Cahaya merah tembaga matahari sore perlahan meredup di ufuk barat Pantai Indrayanti. Kaki telanjang Rara penuh dengan pasir putih di samping kakiku.

"Kenapa Mas Adit diam saja..."
"Ahh nggak, hanya berpikir mengapa mendadak sekali kepulanganmu besok...?"

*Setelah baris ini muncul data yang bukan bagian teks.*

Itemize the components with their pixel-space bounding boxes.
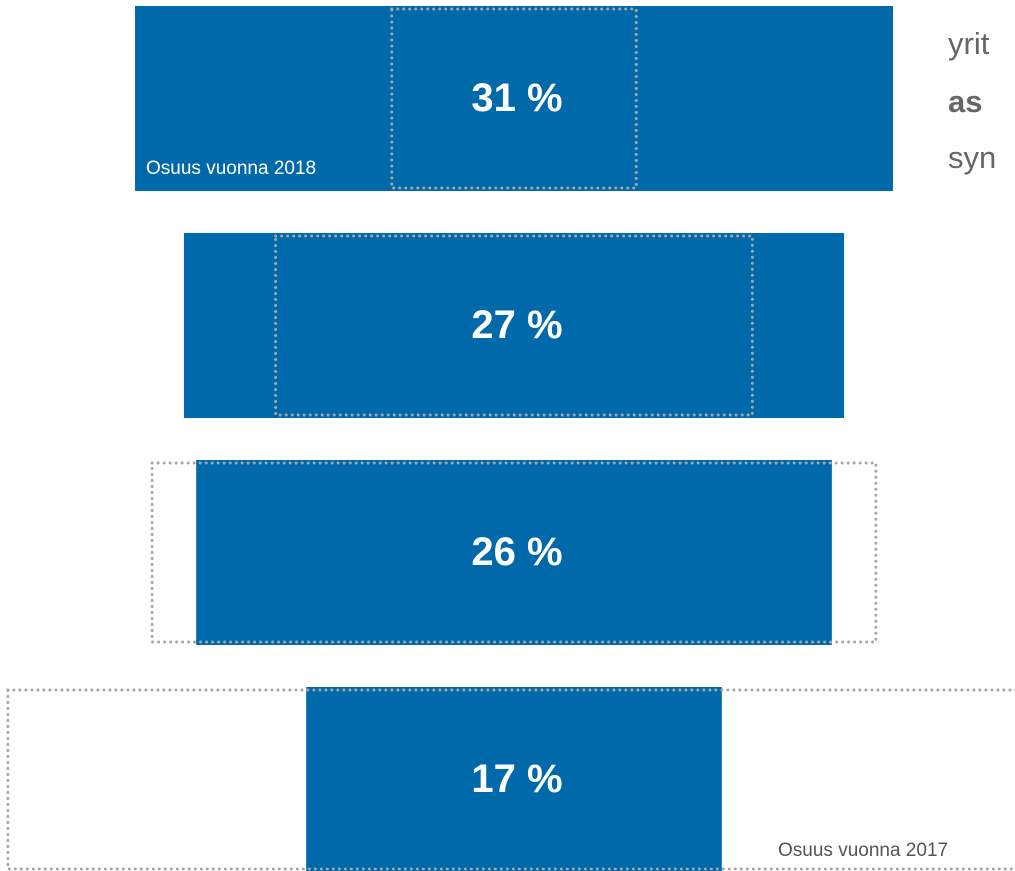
previous-year-box bbox=[6, 688, 1015, 871]
side-text: syn bbox=[948, 140, 996, 175]
series-label: Osuus vuonna 2018 bbox=[146, 158, 316, 179]
bar bbox=[135, 6, 893, 191]
series-label: Osuus vuonna 2017 bbox=[778, 840, 948, 861]
side-text: yrit bbox=[948, 26, 990, 61]
side-text: as bbox=[948, 84, 982, 119]
bar bbox=[306, 687, 722, 871]
previous-year-box bbox=[150, 461, 878, 644]
value-label: 17 % bbox=[471, 757, 562, 801]
bar bbox=[196, 460, 832, 645]
bar bbox=[183, 233, 845, 418]
value-label: 31 % bbox=[471, 76, 562, 120]
previous-year-box bbox=[274, 234, 754, 417]
previous-year-box bbox=[390, 7, 638, 190]
value-label: 26 % bbox=[471, 530, 562, 574]
value-label: 27 % bbox=[471, 303, 562, 347]
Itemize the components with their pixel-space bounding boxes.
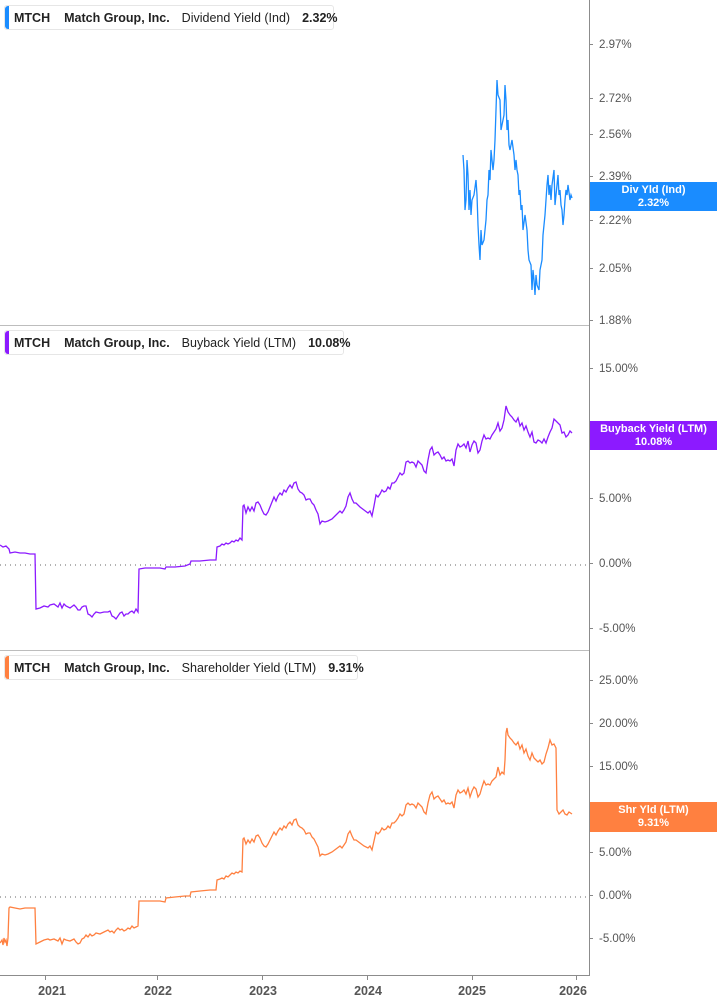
y-tick: 2.56% <box>590 129 632 141</box>
x-tick-mark <box>367 976 368 980</box>
shareholder-yield-plot[interactable] <box>0 650 590 975</box>
flag-value: 10.08% <box>634 436 673 448</box>
ticker: MTCH <box>14 335 51 350</box>
y-tick: 0.00% <box>590 890 632 902</box>
flag-value: 9.31% <box>637 817 670 829</box>
metric-value: 2.32% <box>302 10 338 25</box>
x-tick-mark <box>262 976 263 980</box>
y-tick: 2.22% <box>590 215 632 227</box>
y-tick: 2.97% <box>590 39 632 51</box>
y-tick: 5.00% <box>590 493 632 505</box>
dividend-yield-plot[interactable] <box>0 0 590 325</box>
company-name: Match Group, Inc. <box>64 335 170 350</box>
metric-name: Buyback Yield (LTM) <box>181 335 297 350</box>
panel-divider <box>0 325 590 326</box>
y-axis-line <box>589 0 590 325</box>
x-axis-label: 2023 <box>249 984 277 998</box>
series-color-swatch <box>5 656 9 679</box>
ticker: MTCH <box>14 10 51 25</box>
x-axis-line <box>0 975 590 976</box>
dividend-yield-legend: MTCH Match Group, Inc. Dividend Yield (I… <box>4 5 338 30</box>
y-tick: 2.72% <box>590 93 632 105</box>
series-color-swatch <box>5 331 9 354</box>
x-tick-mark <box>157 976 158 980</box>
last-value-flag: Buyback Yield (LTM) 10.08% <box>590 421 717 450</box>
metric-value: 10.08% <box>308 335 351 350</box>
y-tick: 25.00% <box>590 675 638 687</box>
ticker: MTCH <box>14 660 51 675</box>
metric-name: Dividend Yield (Ind) <box>181 10 291 25</box>
x-axis-label: 2022 <box>144 984 172 998</box>
shareholder-yield-panel: MTCH Match Group, Inc. Shareholder Yield… <box>0 650 717 975</box>
last-value-flag: Div Yld (Ind) 2.32% <box>590 182 717 211</box>
metric-value: 9.31% <box>328 660 364 675</box>
buyback-yield-panel: MTCH Match Group, Inc. Buyback Yield (LT… <box>0 325 717 650</box>
y-tick: 0.00% <box>590 558 632 570</box>
metric-name: Shareholder Yield (LTM) <box>181 660 317 675</box>
last-value-flag: Shr Yld (LTM) 9.31% <box>590 802 717 832</box>
x-axis-label: 2024 <box>354 984 382 998</box>
x-tick-mark <box>472 976 473 980</box>
shareholder-yield-legend: MTCH Match Group, Inc. Shareholder Yield… <box>4 655 364 680</box>
y-axis-line <box>589 325 590 650</box>
x-tick-mark <box>45 976 46 980</box>
panel-divider <box>0 650 590 651</box>
company-name: Match Group, Inc. <box>64 10 170 25</box>
x-tick-mark <box>576 976 577 980</box>
dividend-yield-panel: MTCH Match Group, Inc. Dividend Yield (I… <box>0 0 717 327</box>
company-name: Match Group, Inc. <box>64 660 170 675</box>
series-color-swatch <box>5 6 9 29</box>
y-tick: 15.00% <box>590 363 638 375</box>
flag-label: Shr Yld (LTM) <box>618 804 689 816</box>
y-tick: 15.00% <box>590 761 638 773</box>
y-tick: 5.00% <box>590 847 632 859</box>
y-tick: 2.39% <box>590 171 632 183</box>
buyback-yield-legend: MTCH Match Group, Inc. Buyback Yield (LT… <box>4 330 350 355</box>
y-tick: -5.00% <box>590 623 635 635</box>
x-axis-label: 2025 <box>458 984 486 998</box>
y-tick: -5.00% <box>590 933 635 945</box>
y-tick: 1.88% <box>590 315 632 327</box>
x-axis-label: 2021 <box>38 984 66 998</box>
flag-value: 2.32% <box>637 197 670 209</box>
y-tick: 20.00% <box>590 718 638 730</box>
flag-label: Buyback Yield (LTM) <box>600 423 707 435</box>
buyback-yield-plot[interactable] <box>0 325 590 650</box>
flag-label: Div Yld (Ind) <box>621 184 686 196</box>
x-axis-label: 2026 <box>559 984 587 998</box>
y-tick: 2.05% <box>590 263 632 275</box>
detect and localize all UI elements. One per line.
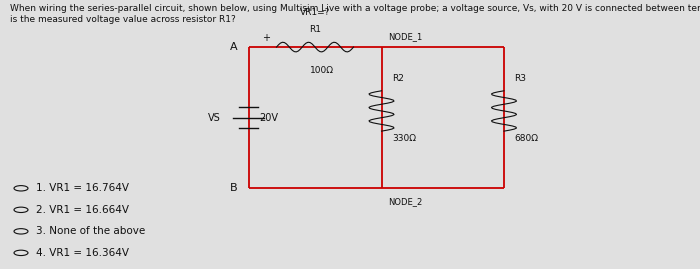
Text: 2. VR1 = 16.664V: 2. VR1 = 16.664V	[36, 205, 130, 215]
Text: VR1=?: VR1=?	[300, 9, 330, 17]
Text: R1: R1	[309, 25, 321, 34]
Text: VS: VS	[208, 113, 220, 123]
Text: 4. VR1 = 16.364V: 4. VR1 = 16.364V	[36, 248, 130, 258]
Text: +: +	[262, 33, 270, 43]
Text: NODE_1: NODE_1	[389, 32, 423, 41]
Text: When wiring the series-parallel circuit, shown below, using Multisim Live with a: When wiring the series-parallel circuit,…	[10, 4, 700, 13]
Text: 680Ω: 680Ω	[514, 134, 538, 143]
Text: B: B	[230, 183, 238, 193]
Text: 330Ω: 330Ω	[392, 134, 416, 143]
Text: NODE_2: NODE_2	[389, 197, 423, 206]
Text: 1. VR1 = 16.764V: 1. VR1 = 16.764V	[36, 183, 130, 193]
Text: 100Ω: 100Ω	[310, 66, 334, 75]
Text: R2: R2	[392, 74, 404, 83]
Text: 20V: 20V	[259, 113, 278, 123]
Text: A: A	[230, 42, 238, 52]
Text: 3. None of the above: 3. None of the above	[36, 226, 146, 236]
Text: R3: R3	[514, 74, 526, 83]
Text: is the measured voltage value across resistor R1?: is the measured voltage value across res…	[10, 15, 237, 24]
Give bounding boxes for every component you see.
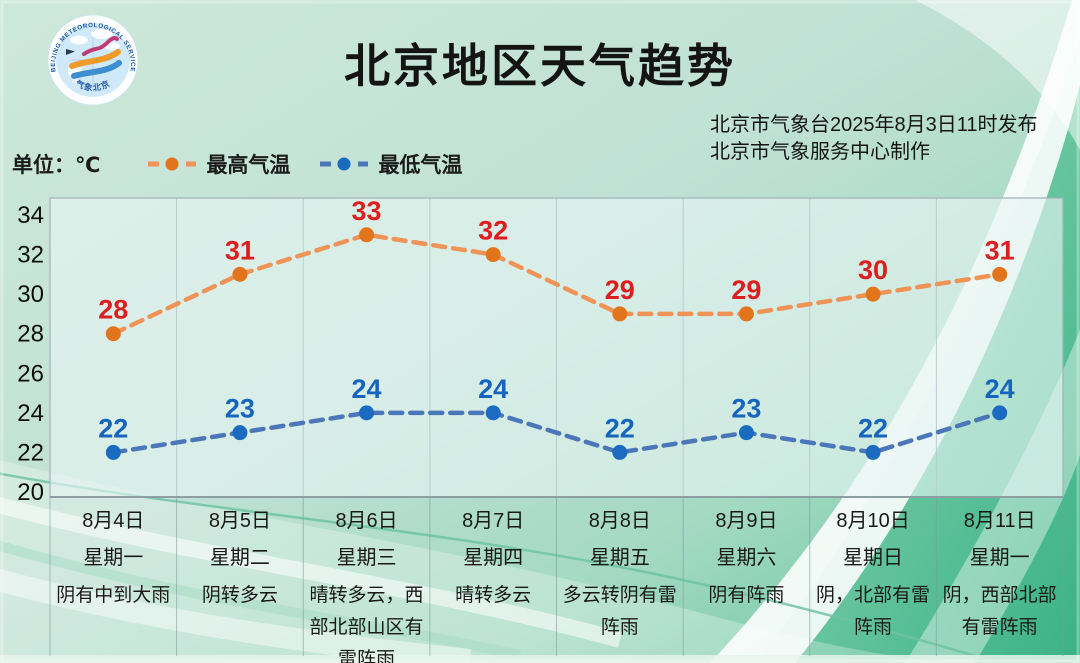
low-temp-point [105, 444, 121, 460]
weekday-label: 星期六 [716, 547, 777, 569]
weekday-label: 星期四 [463, 547, 524, 569]
high-temp-value: 31 [225, 235, 255, 265]
weekday-label: 星期一 [83, 547, 144, 569]
low-temp-point [865, 444, 881, 460]
met-service-logo: BEIJING METEOROLOGICAL SERVICE 气象北京 [47, 14, 139, 106]
date-label: 8月11日 [963, 510, 1036, 532]
weekday-label: 星期二 [209, 547, 270, 569]
high-temp-value: 31 [985, 235, 1015, 265]
day-column: 8月10日星期日阴，北部有雷阵雨 [810, 500, 937, 656]
high-temp-point [232, 266, 248, 282]
weather-label: 阴转多云 [201, 585, 278, 606]
low-temp-point [612, 444, 628, 460]
low-temp-point [992, 405, 1008, 421]
date-label: 8月5日 [208, 510, 272, 532]
y-tick-label: 32 [17, 242, 44, 269]
low-temp-value: 24 [478, 374, 508, 404]
low-temp-value: 24 [352, 374, 382, 404]
day-column: 8月5日星期二阴转多云 [177, 500, 304, 656]
high-temp-value: 33 [352, 196, 382, 226]
cloud-icon [70, 35, 88, 45]
high-temp-legend-label: 最高气温 [206, 154, 291, 177]
high-temp-line [111, 232, 1002, 336]
y-tick-label: 20 [17, 479, 44, 506]
y-tick-label: 22 [17, 439, 44, 466]
day-column: 8月11日星期一阴，西部北部有雷阵雨 [936, 500, 1063, 656]
low-temp-line [111, 410, 1002, 455]
high-temp-value: 30 [858, 255, 888, 285]
day-column: 8月6日星期三晴转多云，西部北部山区有雷阵雨 [303, 500, 430, 663]
low-temp-value: 23 [731, 394, 761, 424]
publish-info: 北京市气象台2025年8月3日11时发布 北京市气象服务中心制作 [710, 112, 1038, 166]
high-temp-point [738, 306, 754, 322]
ribbon-red [82, 36, 119, 56]
weekday-label: 星期日 [843, 547, 904, 569]
weekday-label: 星期三 [336, 547, 397, 569]
legend-item-low: 最低气温 [318, 149, 462, 179]
cloud-icon [91, 29, 113, 39]
y-tick-label: 26 [17, 360, 44, 387]
low-temp-value: 23 [225, 394, 255, 424]
weather-label: 多云转阴有雷阵雨 [562, 585, 677, 638]
produced-by-line: 北京市气象服务中心制作 [710, 141, 930, 163]
weekday-label: 星期五 [589, 547, 650, 569]
weather-balloon-icon [72, 77, 78, 83]
weather-label: 阴，北部有雷阵雨 [816, 585, 931, 638]
date-label: 8月6日 [335, 510, 398, 532]
weekday-label: 星期一 [969, 547, 1030, 569]
y-tick-label: 28 [17, 321, 44, 348]
ribbon-blue [71, 60, 122, 79]
low-temp-value: 22 [858, 413, 888, 443]
y-tick-label: 34 [17, 202, 44, 229]
date-label: 8月4日 [82, 510, 145, 532]
unit-label: 单位：℃ [12, 154, 101, 177]
y-tick-label: 24 [17, 400, 44, 427]
day-column: 8月8日星期五多云转阴有雷阵雨 [557, 500, 684, 656]
high-temp-point [359, 227, 375, 243]
date-label: 8月9日 [715, 510, 778, 532]
low-temp-value: 22 [605, 413, 635, 443]
issued-by-line: 北京市气象台2025年8月3日11时发布 [710, 114, 1038, 136]
high-temp-point [485, 247, 501, 263]
weather-label: 阴有阵雨 [708, 585, 785, 606]
chart-legend: 单位：℃ 最高气温 最低气温 [12, 150, 490, 178]
page-title: 北京地区天气趋势 [344, 40, 736, 92]
wind-arrow-icon [66, 49, 75, 55]
low-temp-point [232, 425, 248, 441]
ribbon-orange [69, 49, 121, 69]
high-temp-point [612, 306, 628, 322]
legend-item-high: 最高气温 [146, 149, 290, 179]
high-temp-point [992, 266, 1008, 282]
weather-label: 晴转多云，西部北部山区有雷阵雨 [309, 585, 424, 663]
high-temp-point [105, 326, 121, 342]
logo-chinese-text: 气象北京 [73, 78, 111, 93]
high-temp-value: 29 [731, 275, 761, 305]
high-temp-value: 32 [478, 216, 508, 246]
date-label: 8月7日 [462, 510, 525, 532]
day-column: 8月9日星期六阴有阵雨 [683, 500, 810, 656]
weather-label: 晴转多云 [455, 585, 532, 606]
day-column: 8月4日星期一阴有中到大雨 [50, 500, 177, 656]
low-temp-value: 24 [985, 374, 1015, 404]
high-temp-value: 29 [605, 275, 635, 305]
weather-label: 阴，西部北部有雷阵雨 [942, 585, 1057, 638]
svg-text:气象北京: 气象北京 [73, 78, 112, 93]
high-temp-value: 28 [98, 295, 128, 325]
high-temp-legend-swatch [148, 157, 197, 171]
date-label: 8月10日 [836, 510, 910, 532]
low-temp-point [485, 405, 501, 421]
y-tick-label: 30 [17, 281, 44, 308]
low-temp-value: 22 [98, 413, 128, 443]
day-column: 8月7日星期四晴转多云 [430, 500, 557, 656]
weather-label: 阴有中到大雨 [56, 585, 171, 606]
low-temp-legend-label: 最低气温 [378, 154, 463, 177]
date-label: 8月8日 [588, 510, 651, 532]
low-temp-point [738, 425, 754, 441]
high-temp-point [865, 286, 881, 302]
low-temp-point [359, 405, 375, 421]
low-temp-legend-swatch [320, 157, 369, 171]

Kurengkuh bahu mungil wanita yang benar benar telah membetot hatiku. Belum genap 6 bulan kami berkenalan, pun belum genap 4 bulan pula melodi cinta yang meneduhi kami, mendamaikan hati kami. Cinta yang datang seiring dengan kedekatan kami.
Begitu lembut hati kami bertaut, pelan namun pasti tumbuh subur merekah laksana segarnya bunga sehabis disiram hujan.
Hujan di musim ini takkan dapat kulupakan ketika cintaku bersambut tidak bertepuk sebelah tangan, luruh, sendu dan binar binar bahagia mata Rara sungguh merupakan refleksi nyata perasaan kami berdua.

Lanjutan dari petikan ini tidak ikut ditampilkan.